The female reproductive system, however, is more deeply embedded in the body; when performing ligation, doctors have to dig deeper to reach a woman’s reproductive organs. The difference in downtime after surgery is significant: for men, it ranges from 24 – 48 hours, while it can stretch up to a week for women.
As with other invasive surgeries, a ligation runs a higher risk of infections than the external operation of a vasectomy. Moreover, the pain associated with a ligation is more intense, sometimes even involving significant bleeding and chronic recurrence of pelvic pain in some women.
In the case of vasectomies, the swelling and soreness usually fade within a week with proper rest and care.
Sterilisation for women
Why more women snip
Many women who snip as a form of birth control are conditioned by social norms to take responsibility for conception (or the inability to, as the case may be).
Other than the fact that women are biologically equipped to carry babies, centuries of gender stereotypes have been ground into us that women should assume the primary responsibility for anything children-related. Many modern women and men seem more comfortable with the idea that it is right for women to undergo the procedure, despite the cons.
Shirin, 39, a working mother of 3 recounts: “It wasn’t even really a discussion somehow. When we had both decided it was time for me to get tied after my last baby, we both automatic(ally) kind of like knew I would be the one to go through it.”
Some women are also afraid that sterilisation would encourage their husbands to commit acts of infidelity. “It’s like telling your husband he can have sex with anyone without consequences, right, if we approve?” frets Rebecca, 29, who has been in a childless marriage for five years.
She had her tubes tied when they first got married, and she and her husband had agreed that they did not want to have children. “I don’t mind giv(ing) my hubby sex but I don’t need to worry about (accidentally getting pregnant).

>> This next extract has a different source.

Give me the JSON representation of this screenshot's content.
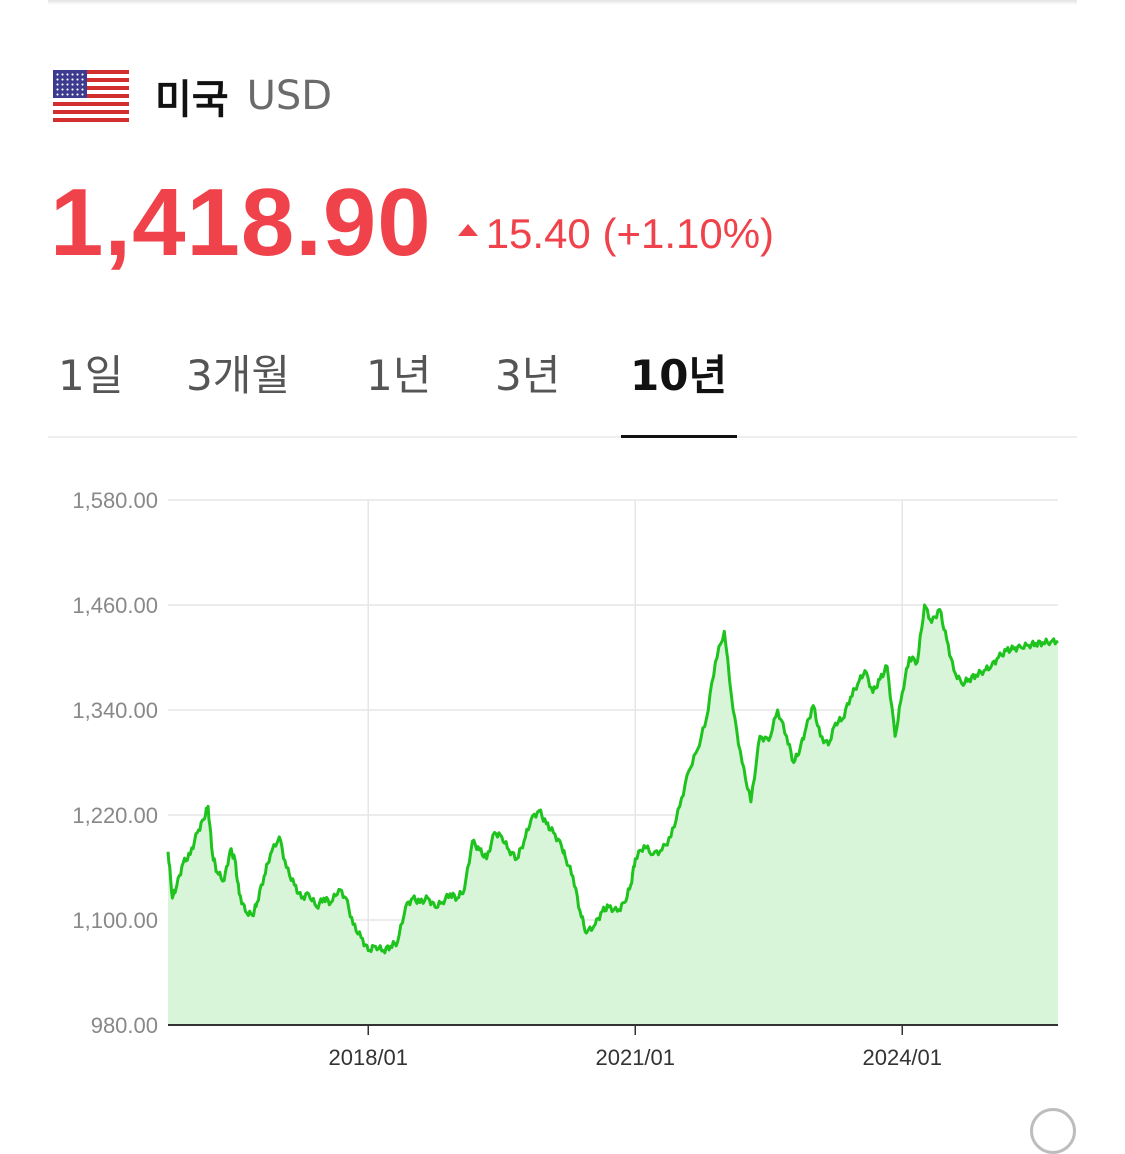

I don’t want him thinking he can have sex with anyone else and think the same way. (You) must keep your man worried about having sex with other women!”
Men need to realise that they, too, are candidates for the decision of who snips. They can choose to challenge cultural and traditional norms of masculinity that make many men feel that getting themselves snipped would emasculate them.
They need to know that a vasectomy does not mean they would not perform as well sexually after the procedure or that they would not be able to ejaculate as normal (it is a complete myth).
Whatever the reason men and women have for limiting the size of their families, voluntary sterilisation as a form of contraceptive is a method that should be carried out after serious consideration. The decision of who undergoes it must be one that either party can live with.
If couples go into it with a clear mind, it can certainly prove to be a great solution for fuss-free romps under the covers!